To generate a set of functions and unit testsfrom the specs, you would use:

```bash
dataset-foundry examples/refactorable_code/generate_all_from_spec/pipeline.py samples
```

To run the unit tests for the generated functions, you would use:

```bash
dataset-foundry examples/refactorable_code/regenerate_unit_tests/pipeline.py samples
```

If some of the unit tests fail, you can regenerate them by running:

```bash
dataset-foundry examples/refactorable_code/regenerate_unit_tests/pipeline.py samples
```

## Variable Substitutions

Variable substitutions allows you to use variables in your prompts and in certain parameters passed
into pipeline actions.

Prompt templates and certain parameters are parsed as f-strings, with the following enhancements:

- Dotted references are supported and resolve both dictionary keys or object attributes. For
  instance, `{spec.name}` will return the value of `spec['name']` if `spec` is a dictionary, or
  the value of `spec.name` if `spec` is an object.
- Formatters can be specified after a colon. For example, `{spec:yaml}` will return the `spec`
  object formatted as a YAML string. Supported formatters include: `yaml`, `json`, `upper`, `lower`.
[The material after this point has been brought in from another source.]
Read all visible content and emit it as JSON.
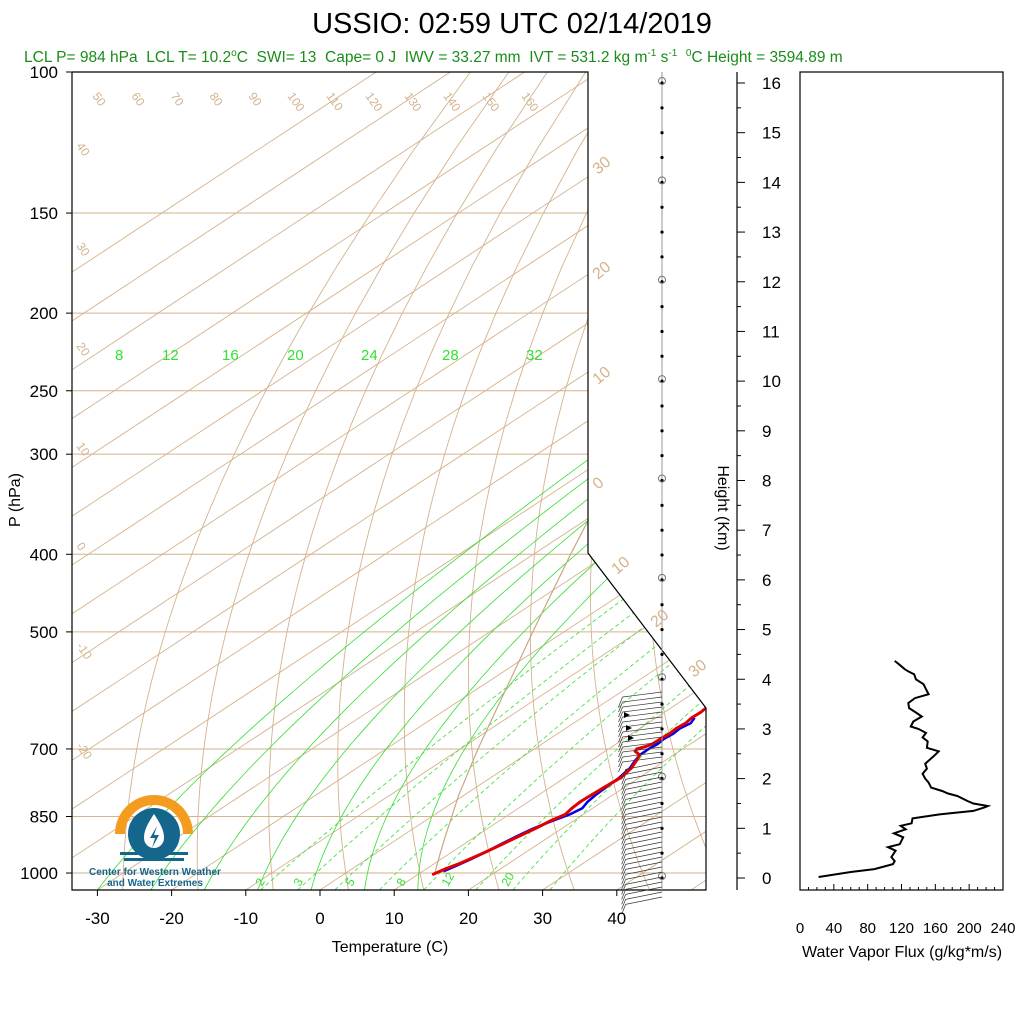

For instance, if an item is being processed with an id of `123` and a `spec` dictionary with a
`name` key of `my_function`, the following will save the `code` property of the item as a file named
`item_123_my_function.py`:

```python
   ...
   save_item(contents=Key("code"), filename="item_{id}_{spec.name}.py"),
   ...
```

## License

This project is licensed under the MIT License - see the [LICENSE](LICENSE) file for details.